Il n’est pas nécessaire d’être un observateur averti pour voir combien importante est de nos jours l’activité maritime dans le Saint-Laurent

et le port de Québec. Les arrivées et les départs des navires marchands de toutes sortes et des bateaux de croisière se suivent à un rythme régulier chaque année du début du printemps à la fin de l’automne. Ce qui échappe généralement à plus d’un observateur, c’est tout ce que présuppose un tel déploiement d’énergie et d’activités. On est arrivé là à la suite d’invasions successives, d’affrontements armés, de naufrages dramatiques, d’idées géniales et d’initiatives peu communes, le tout constituant une histoire fantastique longue de plus d’un millénaire.
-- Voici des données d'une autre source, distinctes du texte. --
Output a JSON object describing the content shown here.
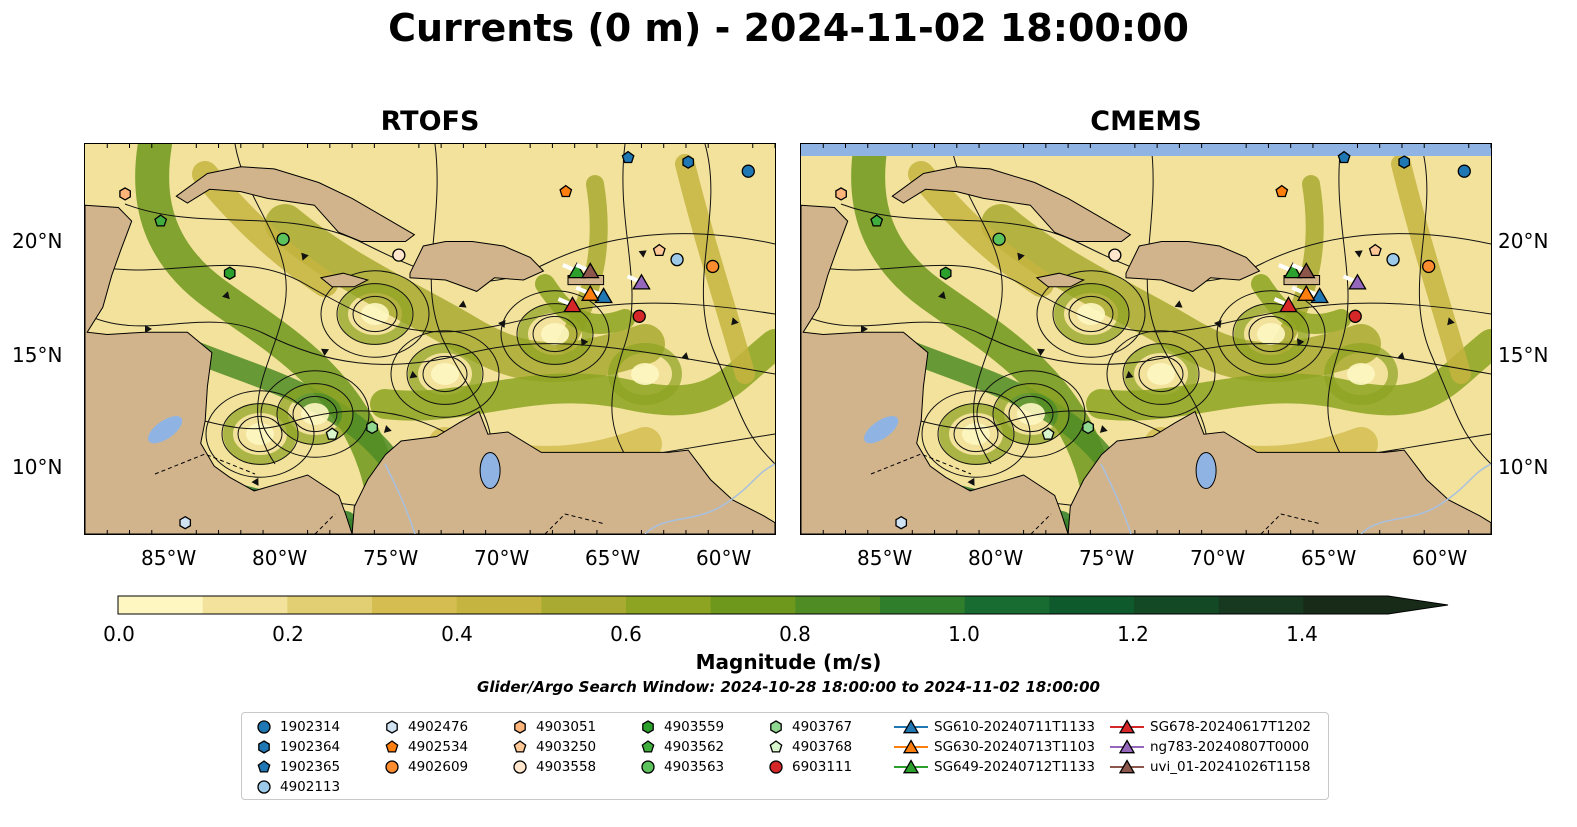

Bien avant qu’apparaissent les Français dans le Saint-Laurent au xvie siècle, les Amérindiens, des descendants d’Asiatiques mongoloïdes de la préhistoire, ont voyagé sur de longues distances en canot d’écorce dans ce fleuve. Les Inuits ont fait de même, mais eux en kayak, et ce, plus à l’est. On croit aussi qu’il n’est pas impossible que les Phéniciens aient également remonté le Saint-Laurent il y a environ 2 500 ans. Ce qui est certain, c’est que les Vikings le firent au tout début de l’an 1000. Quant à la venue des Français, on sait qu’elle débuta au xvie siècle, d’abord avec Jacques Cartier en 1535, puis avec Champlain et ses compagnons en 1608. On sait aussi que l’arrivée de ce dernier à Québec fut suivie de plusieurs affrontements armés dans le Saint-Laurent, tous consécutifs à des guerres européennes opposant les Anglais aux Français. L’invasion du Canada par les Américains en 1775 amena elle aussi une augmentation de navires à Québec et dans le fleuve, de même que la guerre de 1812. Beaucoup plus tard, les deux guerres mondiales eurent le même effet.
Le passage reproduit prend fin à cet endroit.